TokuDB offers high throughput for write intensive applications, and the throughput scales with the number of concurrent clients. However, when the binary log is turned on, TokuDB 7.5.2 throughput suffers. The throughput scaling problem is caused by a poor interaction between the binary log group commit algorithm in MySQL 5.6 and the way TokuDB commits transactions. TokuDB 7.5.4 for Percona Server 5.6 fixes this problem, and the result is roughly an order of magnitude increase in SysBench throughput for in memory workloads.
MySQL uses two phase commit protocol to synchronize the MySQL binary log with the recovery logs of the storage engines when a transaction commits. Since fsync’s are used to ensure the durability of the data in the various logs, and fsync’s can be very slow, the fsync can easily become a bottleneck. A group commit algorithm can be used to amortize the fsync cost over many log writes. The binary log group commit algorithm is intended to amortize the cost of the binary log fsync’s over many transactions.
The binary log group commit blog describes how two phase commit works with the binary log in MySQL 5.6.
When a transaction commits, a transaction runs through a prepare phase and a commit phase. Hey, it is called two phase commit for a reason.

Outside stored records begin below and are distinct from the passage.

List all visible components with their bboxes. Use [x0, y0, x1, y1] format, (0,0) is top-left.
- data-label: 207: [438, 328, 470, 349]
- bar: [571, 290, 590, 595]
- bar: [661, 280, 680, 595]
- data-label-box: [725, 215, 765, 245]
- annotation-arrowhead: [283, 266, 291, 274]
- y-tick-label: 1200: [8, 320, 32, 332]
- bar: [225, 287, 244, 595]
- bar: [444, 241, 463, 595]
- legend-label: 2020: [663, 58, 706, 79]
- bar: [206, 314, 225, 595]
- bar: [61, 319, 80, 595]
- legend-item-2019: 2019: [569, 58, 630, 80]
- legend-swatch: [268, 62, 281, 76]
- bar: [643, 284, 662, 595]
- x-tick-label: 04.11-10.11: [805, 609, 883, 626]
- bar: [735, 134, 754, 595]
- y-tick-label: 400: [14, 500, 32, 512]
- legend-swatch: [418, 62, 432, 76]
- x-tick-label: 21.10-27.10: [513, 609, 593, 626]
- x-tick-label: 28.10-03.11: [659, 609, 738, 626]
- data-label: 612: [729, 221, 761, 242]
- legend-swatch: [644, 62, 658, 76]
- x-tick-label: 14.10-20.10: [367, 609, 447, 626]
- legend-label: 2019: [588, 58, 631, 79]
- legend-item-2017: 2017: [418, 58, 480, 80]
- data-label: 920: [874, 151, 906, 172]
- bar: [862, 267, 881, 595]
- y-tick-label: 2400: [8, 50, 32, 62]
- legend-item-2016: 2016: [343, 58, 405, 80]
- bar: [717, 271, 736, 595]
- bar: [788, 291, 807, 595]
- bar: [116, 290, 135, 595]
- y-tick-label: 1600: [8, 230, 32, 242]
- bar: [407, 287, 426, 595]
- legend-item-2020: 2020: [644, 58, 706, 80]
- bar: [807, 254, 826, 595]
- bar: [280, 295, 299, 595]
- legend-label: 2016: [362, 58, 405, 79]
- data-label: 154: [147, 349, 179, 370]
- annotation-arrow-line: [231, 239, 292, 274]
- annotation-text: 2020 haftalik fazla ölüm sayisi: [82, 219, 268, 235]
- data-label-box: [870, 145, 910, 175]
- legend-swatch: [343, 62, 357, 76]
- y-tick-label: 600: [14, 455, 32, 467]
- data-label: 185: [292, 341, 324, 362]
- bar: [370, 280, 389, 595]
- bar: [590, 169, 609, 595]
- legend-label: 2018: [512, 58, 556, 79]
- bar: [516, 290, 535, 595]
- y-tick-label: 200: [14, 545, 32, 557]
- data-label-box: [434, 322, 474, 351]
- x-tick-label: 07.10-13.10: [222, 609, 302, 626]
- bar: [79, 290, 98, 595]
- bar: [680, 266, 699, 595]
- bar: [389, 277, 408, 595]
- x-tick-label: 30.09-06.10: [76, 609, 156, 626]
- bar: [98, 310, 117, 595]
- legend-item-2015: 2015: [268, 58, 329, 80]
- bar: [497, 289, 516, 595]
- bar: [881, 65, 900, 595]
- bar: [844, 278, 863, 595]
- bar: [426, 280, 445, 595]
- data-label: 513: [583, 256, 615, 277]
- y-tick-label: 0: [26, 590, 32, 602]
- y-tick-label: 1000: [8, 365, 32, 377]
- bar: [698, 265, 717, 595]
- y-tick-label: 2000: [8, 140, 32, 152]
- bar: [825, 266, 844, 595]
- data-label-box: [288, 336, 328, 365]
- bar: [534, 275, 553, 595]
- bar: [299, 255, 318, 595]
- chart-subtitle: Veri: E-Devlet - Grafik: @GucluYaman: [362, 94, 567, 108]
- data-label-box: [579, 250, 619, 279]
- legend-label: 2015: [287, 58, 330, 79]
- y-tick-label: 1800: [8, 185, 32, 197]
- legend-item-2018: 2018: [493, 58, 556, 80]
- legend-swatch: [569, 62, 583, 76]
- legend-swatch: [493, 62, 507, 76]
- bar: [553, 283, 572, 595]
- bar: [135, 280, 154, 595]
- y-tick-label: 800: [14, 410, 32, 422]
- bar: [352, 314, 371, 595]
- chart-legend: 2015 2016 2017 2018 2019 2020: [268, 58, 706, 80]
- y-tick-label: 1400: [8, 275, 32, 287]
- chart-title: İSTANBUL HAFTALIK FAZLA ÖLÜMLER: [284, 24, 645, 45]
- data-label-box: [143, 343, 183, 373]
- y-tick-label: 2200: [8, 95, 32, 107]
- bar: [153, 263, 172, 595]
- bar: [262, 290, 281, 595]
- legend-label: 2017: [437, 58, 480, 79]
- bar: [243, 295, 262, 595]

During the prepare phase, TokuDB writes a prepare event to its recovery log and uses a group commit algorithm to fsync its recovery log. Since there can be many transactions in the prepare phase concurrently, the transaction prepare throughput scales with the number of transactions.
During the commit phase, the transaction’s write events are written to the binary log and the binary log is fsync’ed. MySQL 5.6 uses a group commit algorithm to fsync the binary log. Also during the commit phase, TokuDB writes a commit event to its recovery log and uses a group commit algorithm to fsync its recovery log. Since the transaction has already been prepared and the binlog has already been written, the fsync of the TokuDB recovery log is not necessary. XA crash recovery will commit all of the prepared transactions that the binary log knows about and abort the others.
Unfortunately, MySQL 5.6 serializes the commit phase so that the commit order is the same as the write order in the binary log. Since the commit phase is serialized, TokuDB’s group commit algorithm is ineffective. Luckily, MySQL 5.6 tells TokuDB to ignore durability in the commit phase (the HA_IGNORE_DURABILITY property is set), so TokuDB does not fsync its recovery log. This fixes the throughput bottleneck caused by serialized fsync’s of the TokuDB recovery log during the commit phase of the two phase commit.
Since MariaDB uses a different binlog group commit algorithm, we have some additional work to ensure that TokuDB works nicely with it.
We used the SysBench update non-indexed test to measure throughput and will post a detailed blog with results later.